Site Loader
Waduh! Kebijakan Kemenhub Soal SSS Berpotensi Gerus Pendapatan Operator Angkutan Penyebrangan

WE Online, Jakarta

Kebijakan Kementerian Perhubungan (Kemenhub) mengenai short sea shipping (SSS) dinilai akan menggerus pendapatan operator angkutan penyebrangan.

Ketua DPP Gabungan Pengusaha Nasional Angkutan Sungai, Danau, & Penyeberangan (Gapasdap) Khoiri Soetomo menyatakan jika hal tersebut lantaran lintasan SSS berpotensi berhimpit dengan jalan yang biasa dijalakan angkutan penyeberangan.

“Potensi lintasan berhimpit tersebut dapat terjadi karena perizinan yang dikeluarkan oleh 2 direktorat dalam satu Kementerian Pertalian yaitu Direktorat Jenderal Perhubungan Tanah dan Direktorat Jenderal Perhubungan Bahar tanpa adanya koordinasi dan makna yang jelas, baik dari bagian jarak lintas maupun spesifikasi pesawat yang digunakan, ” ujar Khoiri dalam sebuah diskusi secara Maya yang ditulis Kamis (17/9/2020).

Ia mengungkapkan bahwa, munculnya kebijakan ini bisa dibilang mempertontonkan tak adanya sinkronisasi kebijaksanaan di dalam satu kementerian. “Sudah sahih bukan hanya SSS saling membantai, pelaku usaha lama yang telah ada layanan puluhan tahun dibunuh pendatang baru yang regulasinya tidak sebanding.
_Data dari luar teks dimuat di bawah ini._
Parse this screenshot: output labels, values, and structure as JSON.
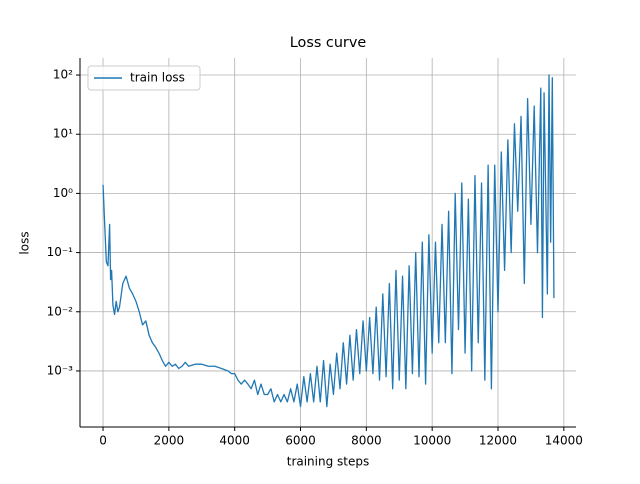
{
  "chart_data": {
    "type": "line",
    "title": "Loss curve",
    "xlabel": "training steps",
    "ylabel": "loss",
    "yscale": "log",
    "grid": true,
    "legend": "upper left",
    "xlim": [
      -700,
      14370
    ],
    "xticks": [
      0,
      2000,
      4000,
      6000,
      8000,
      10000,
      12000,
      14000
    ],
    "ylim": [
      0.000113,
      194
    ],
    "yticks": [
      {
        "value": 0.001,
        "label": "10⁻³"
      },
      {
        "value": 0.01,
        "label": "10⁻²"
      },
      {
        "value": 0.1,
        "label": "10⁻¹"
      },
      {
        "value": 1,
        "label": "10⁰"
      },
      {
        "value": 10,
        "label": "10¹"
      },
      {
        "value": 100,
        "label": "10²"
      }
    ],
    "x": [
      0,
      50,
      100,
      150,
      200,
      230,
      260,
      300,
      350,
      400,
      450,
      500,
      600,
      700,
      800,
      900,
      1000,
      1100,
      1200,
      1300,
      1400,
      1500,
      1600,
      1700,
      1800,
      1900,
      2000,
      2100,
      2200,
      2300,
      2400,
      2500,
      2600,
      2800,
      3000,
      3200,
      3400,
      3600,
      3800,
      3900,
      4000,
      4100,
      4200,
      4300,
      4400,
      4500,
      4600,
      4700,
      4800,
      4900,
      5000,
      5100,
      5200,
      5300,
      5400,
      5500,
      5600,
      5700,
      5800,
      5900,
      6000,
      6100,
      6200,
      6300,
      6400,
      6500,
      6600,
      6700,
      6800,
      6900,
      7000,
      7100,
      7200,
      7300,
      7400,
      7500,
      7600,
      7700,
      7800,
      7900,
      8000,
      8100,
      8200,
      8300,
      8400,
      8500,
      8600,
      8700,
      8800,
      8900,
      9000,
      9100,
      9200,
      9300,
      9400,
      9500,
      9600,
      9700,
      9800,
      9900,
      10000,
      10100,
      10200,
      10300,
      10400,
      10500,
      10600,
      10700,
      10800,
      10900,
      11000,
      11100,
      11200,
      11300,
      11400,
      11500,
      11600,
      11700,
      11800,
      11900,
      12000,
      12100,
      12200,
      12300,
      12400,
      12500,
      12600,
      12700,
      12800,
      12900,
      13000,
      13100,
      13200,
      13300,
      13350,
      13400,
      13500,
      13550,
      13600,
      13650,
      13700
    ],
    "series": [
      {
        "name": "train loss",
        "color": "#1f77b4",
        "values": [
          1.4,
          0.3,
          0.07,
          0.06,
          0.3,
          0.035,
          0.05,
          0.013,
          0.009,
          0.015,
          0.01,
          0.012,
          0.03,
          0.04,
          0.025,
          0.02,
          0.015,
          0.01,
          0.006,
          0.007,
          0.004,
          0.003,
          0.0025,
          0.002,
          0.0015,
          0.0012,
          0.0014,
          0.0012,
          0.0013,
          0.0011,
          0.0012,
          0.0014,
          0.0012,
          0.0013,
          0.0013,
          0.0012,
          0.0012,
          0.0011,
          0.001,
          0.0009,
          0.0009,
          0.0007,
          0.0006,
          0.0007,
          0.0006,
          0.0005,
          0.0007,
          0.0004,
          0.0006,
          0.0004,
          0.0004,
          0.0005,
          0.0003,
          0.0004,
          0.0003,
          0.0004,
          0.0003,
          0.0005,
          0.0003,
          0.0006,
          0.00025,
          0.0008,
          0.0003,
          0.0009,
          0.0003,
          0.0012,
          0.0003,
          0.0015,
          0.00025,
          0.0013,
          0.0004,
          0.002,
          0.0005,
          0.003,
          0.0006,
          0.004,
          0.0007,
          0.005,
          0.0009,
          0.007,
          0.001,
          0.008,
          0.0009,
          0.012,
          0.0007,
          0.02,
          0.0008,
          0.03,
          0.0005,
          0.05,
          0.0007,
          0.04,
          0.0005,
          0.06,
          0.0009,
          0.1,
          0.0008,
          0.15,
          0.0006,
          0.2,
          0.002,
          0.15,
          0.003,
          0.3,
          0.003,
          0.5,
          0.0009,
          1,
          0.005,
          1.5,
          0.002,
          0.8,
          0.001,
          2,
          0.003,
          1.5,
          0.0007,
          3,
          0.0005,
          3,
          0.01,
          5,
          0.05,
          8,
          0.1,
          15,
          0.5,
          20,
          0.03,
          40,
          0.3,
          30,
          0.1,
          60,
          0.008,
          50,
          0.02,
          100,
          0.15,
          90,
          0.017
        ]
      }
    ]
  }
}
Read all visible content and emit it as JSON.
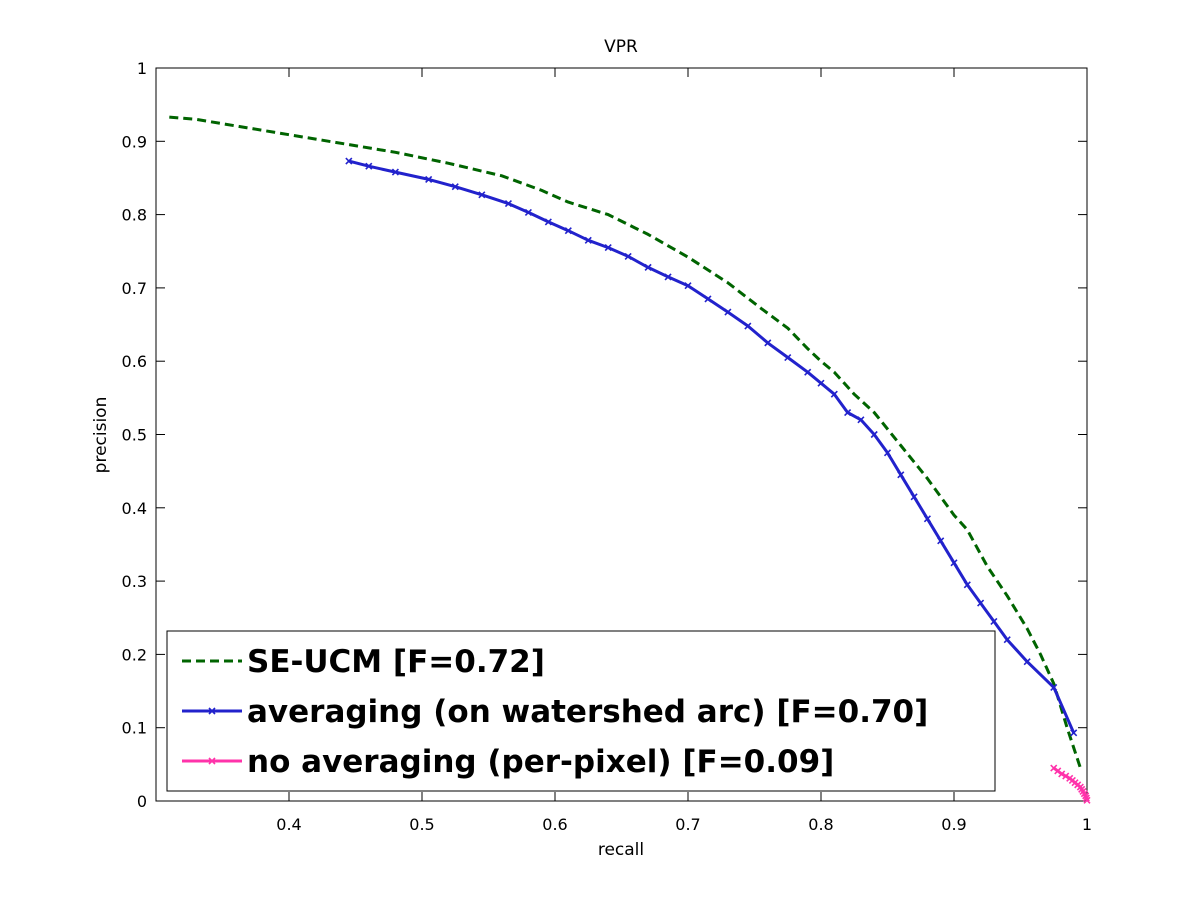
{
  "chart_data": {
    "type": "line",
    "title": "VPR",
    "xlabel": "recall",
    "ylabel": "precision",
    "xlim": [
      0.3,
      1.0
    ],
    "ylim": [
      0,
      1
    ],
    "xticks": [
      "0.4",
      "0.5",
      "0.6",
      "0.7",
      "0.8",
      "0.9",
      "1"
    ],
    "yticks": [
      "0",
      "0.1",
      "0.2",
      "0.3",
      "0.4",
      "0.5",
      "0.6",
      "0.7",
      "0.8",
      "0.9",
      "1"
    ],
    "grid": false,
    "legend_position": "bottom-left",
    "series": [
      {
        "name": "SE-UCM [F=0.72]",
        "color": "#006400",
        "style": "dashed",
        "marker": "none",
        "x": [
          0.31,
          0.33,
          0.38,
          0.43,
          0.48,
          0.52,
          0.56,
          0.59,
          0.61,
          0.64,
          0.67,
          0.7,
          0.73,
          0.755,
          0.775,
          0.79,
          0.8,
          0.81,
          0.825,
          0.84,
          0.86,
          0.88,
          0.9,
          0.91,
          0.925,
          0.94,
          0.955,
          0.965,
          0.975,
          0.985,
          0.995
        ],
        "y": [
          0.933,
          0.93,
          0.915,
          0.9,
          0.885,
          0.87,
          0.853,
          0.833,
          0.817,
          0.8,
          0.773,
          0.742,
          0.707,
          0.672,
          0.645,
          0.617,
          0.6,
          0.585,
          0.555,
          0.53,
          0.485,
          0.44,
          0.39,
          0.37,
          0.32,
          0.28,
          0.235,
          0.2,
          0.16,
          0.1,
          0.045
        ]
      },
      {
        "name": "averaging (on watershed arc) [F=0.70]",
        "color": "#2222cc",
        "style": "solid",
        "marker": "x",
        "x": [
          0.445,
          0.46,
          0.48,
          0.505,
          0.525,
          0.545,
          0.565,
          0.58,
          0.595,
          0.61,
          0.625,
          0.64,
          0.655,
          0.67,
          0.685,
          0.7,
          0.715,
          0.73,
          0.745,
          0.76,
          0.775,
          0.79,
          0.8,
          0.81,
          0.82,
          0.83,
          0.84,
          0.85,
          0.86,
          0.87,
          0.88,
          0.89,
          0.9,
          0.91,
          0.92,
          0.93,
          0.94,
          0.955,
          0.975,
          0.99
        ],
        "y": [
          0.873,
          0.866,
          0.858,
          0.848,
          0.838,
          0.827,
          0.815,
          0.803,
          0.79,
          0.778,
          0.765,
          0.755,
          0.743,
          0.728,
          0.715,
          0.703,
          0.685,
          0.667,
          0.648,
          0.625,
          0.605,
          0.585,
          0.57,
          0.555,
          0.53,
          0.52,
          0.5,
          0.475,
          0.445,
          0.415,
          0.385,
          0.355,
          0.325,
          0.295,
          0.27,
          0.245,
          0.22,
          0.19,
          0.155,
          0.093
        ]
      },
      {
        "name": "no averaging (per-pixel) [F=0.09]",
        "color": "#ff33aa",
        "style": "solid",
        "marker": "x",
        "x": [
          0.975,
          0.978,
          0.981,
          0.984,
          0.987,
          0.989,
          0.991,
          0.993,
          0.995,
          0.996,
          0.997,
          0.998,
          0.999,
          0.9995,
          1.0
        ],
        "y": [
          0.045,
          0.041,
          0.037,
          0.034,
          0.031,
          0.028,
          0.025,
          0.022,
          0.019,
          0.016,
          0.013,
          0.01,
          0.007,
          0.004,
          0.001
        ]
      }
    ]
  }
}
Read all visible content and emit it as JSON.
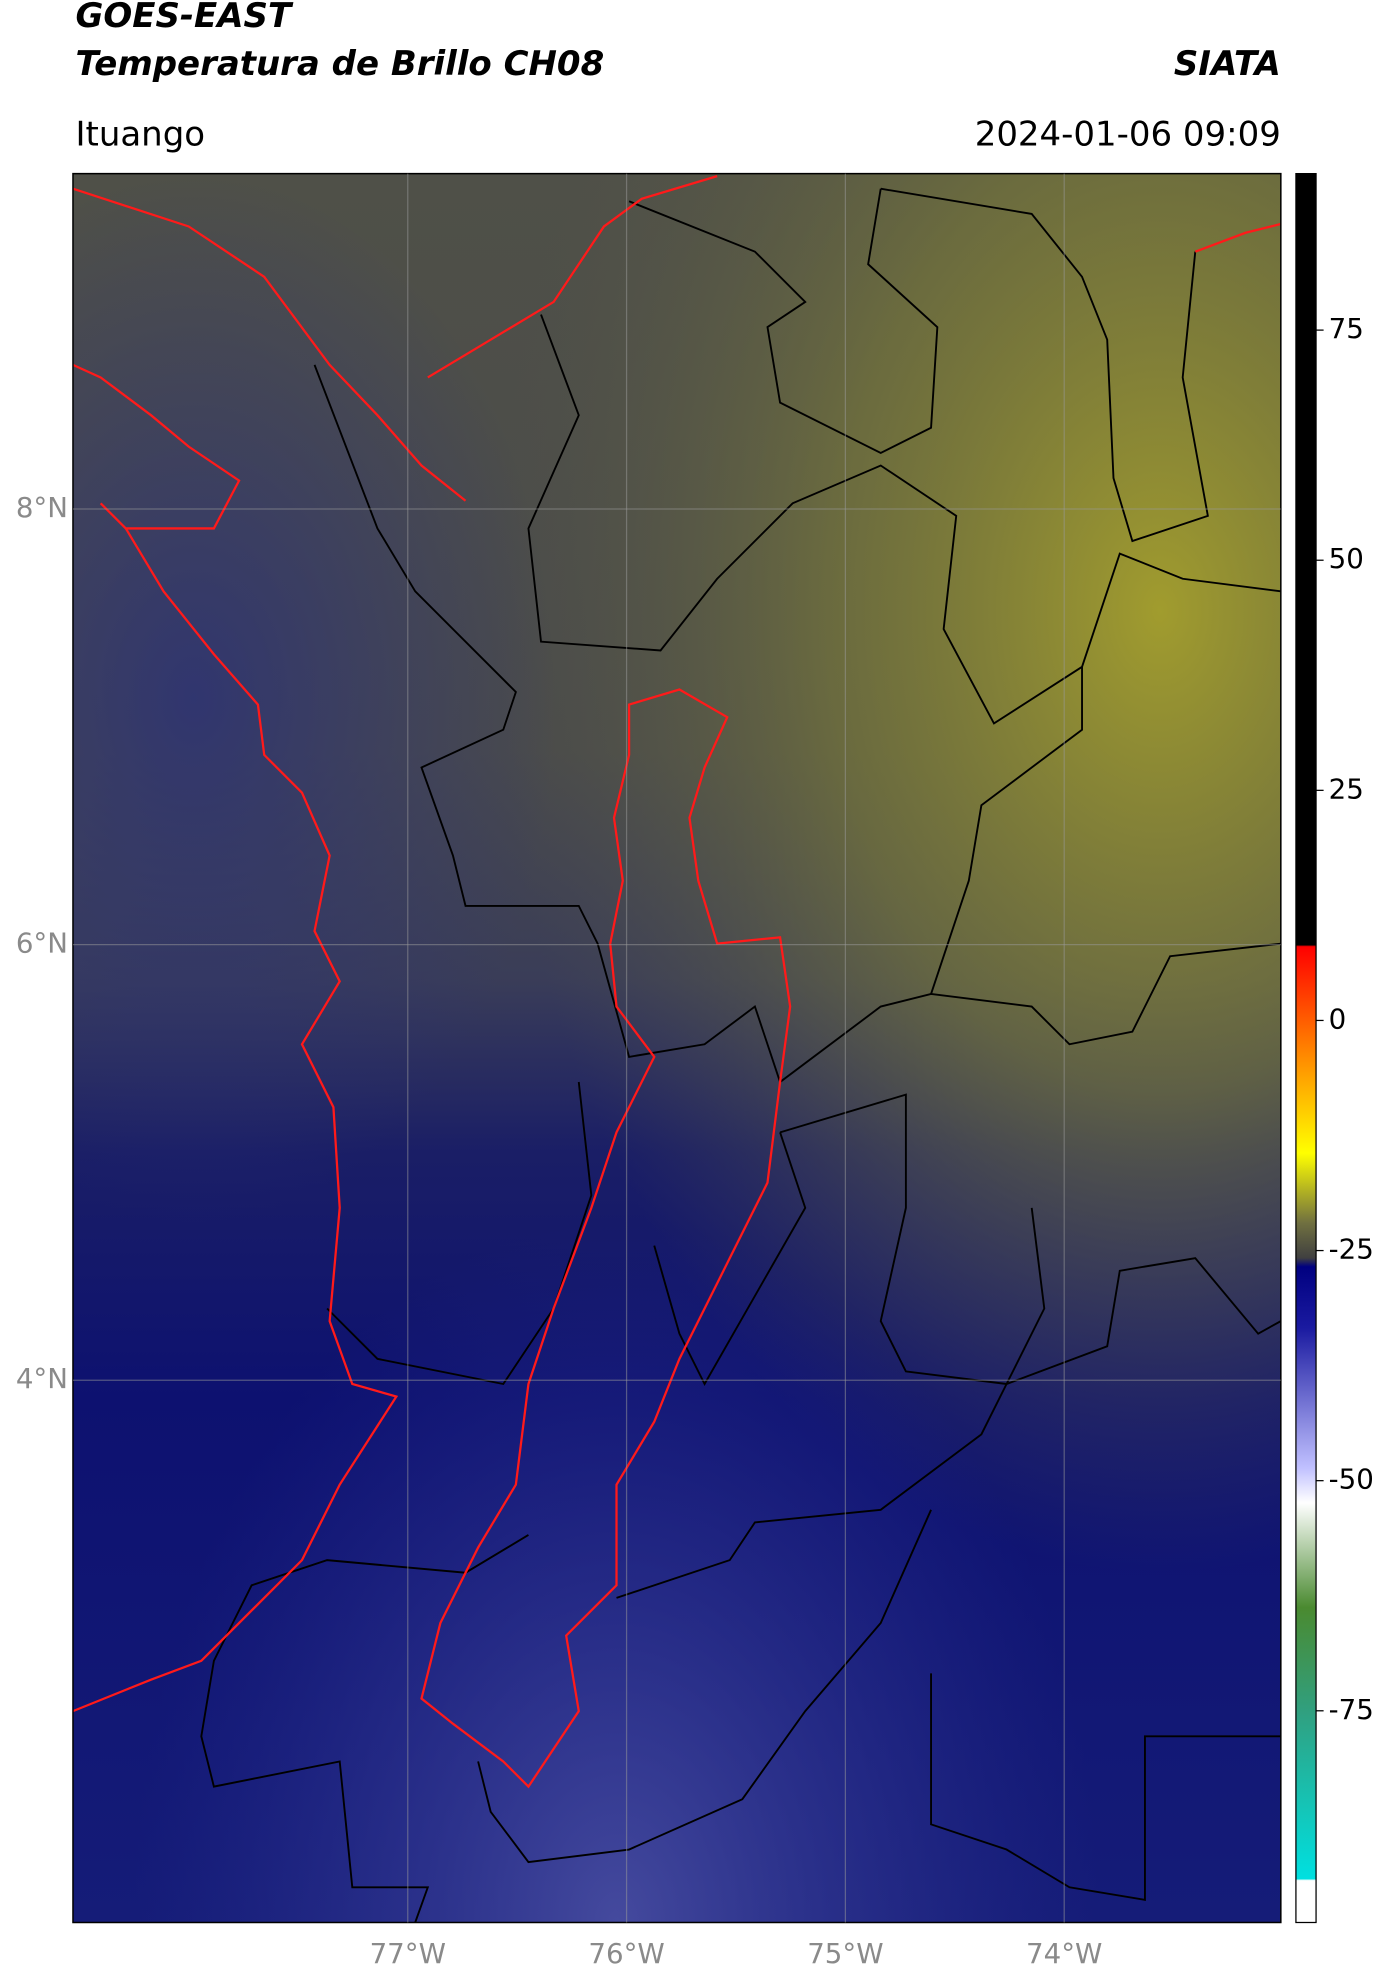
{
  "chart_data": {
    "type": "map",
    "title": "GOES-EAST",
    "subtitle": "Temperatura de Brillo CH08",
    "source": "SIATA",
    "location": "Ituango",
    "date": "2024-01-06 09:09",
    "xlim": [
      -78.53,
      -73.01
    ],
    "ylim": [
      1.51,
      9.54
    ],
    "xticks": [
      {
        "value": -77,
        "label": "77°W"
      },
      {
        "value": -76,
        "label": "76°W"
      },
      {
        "value": -75,
        "label": "75°W"
      },
      {
        "value": -74,
        "label": "74°W"
      }
    ],
    "yticks": [
      {
        "value": 8,
        "label": "8°N"
      },
      {
        "value": 6,
        "label": "6°N"
      },
      {
        "value": 4,
        "label": "4°N"
      }
    ],
    "grid": true,
    "colorbar": {
      "lim": [
        -98,
        92
      ],
      "ticks": [
        75,
        50,
        25,
        0,
        -25,
        -50,
        -75
      ]
    }
  }
}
Begitu bayak kebebasan tarif agenda dan regulasi mau operasi atau tidak suka-suka saja. Sedangkan dalam perhubungan darat (penyeberangan) highly regulated, ” jelas dia.

Baca Serupa: Kemenhub Tegaskan Tak Akan Beradu Operasional Tol Lauta

Sementara tersebut, Anggota Ombudsman Alvin Lie mengutarakan bila, adanya kebijakan ini harusnya Kemenhub menggabungkan dua direktorat dan membentuk Direktorat baru yaitu Direktorat Jenderal Angkutan Perairan.

“Pemerintah harus membentuk Direktorat Jenderal Angkutan Perairan di Kementerian Perhubungan, sebagai pembina tunggal terhadap angkutan perairan, guna menghapus dualisme pembinaan sebagaimana terjadi era ini, ” ujarnya.

Alvin juga mengakui, operasional SSS atau pelayaran menyisir miring berpotensi berhimpitan dengan aktivitas angkutan penyeberangan sehingga menyusahkan pelaku cara penyeberangan.

“Kami tidak mau ada keberpihakan, kalau dileburkan Dirjen Laut hilang ya kesimpulannya ini soal anggaran mati-matian hendak dipertahankan. Menterinya berani atau tidak, kami menilai darat mengurusi kapal ini tidak sesuai kompetensi, seberapa kuat seorang menteri menghadapi fungsionaris, ” tukas dia.

Sebagai informasi, SSS merupakan pola angkutan komersial yang menggunakan aliran sungai dan perairan pesisir pantai untuk memindahkan barang komersial dari pelabuhan utama ke arah pelabuhan yang dilayani oleh SSS adalah pelabuhan domestik. Dimana, sudah ada 2 rute SSS dengan dijalankan oleh pemerintah, yakni jalan Tanjung Wangi – Lembar dengan berimpitan dengan lintasan penyeberangan Lembar – Padangbai dan Ketapang – Gilimanuk.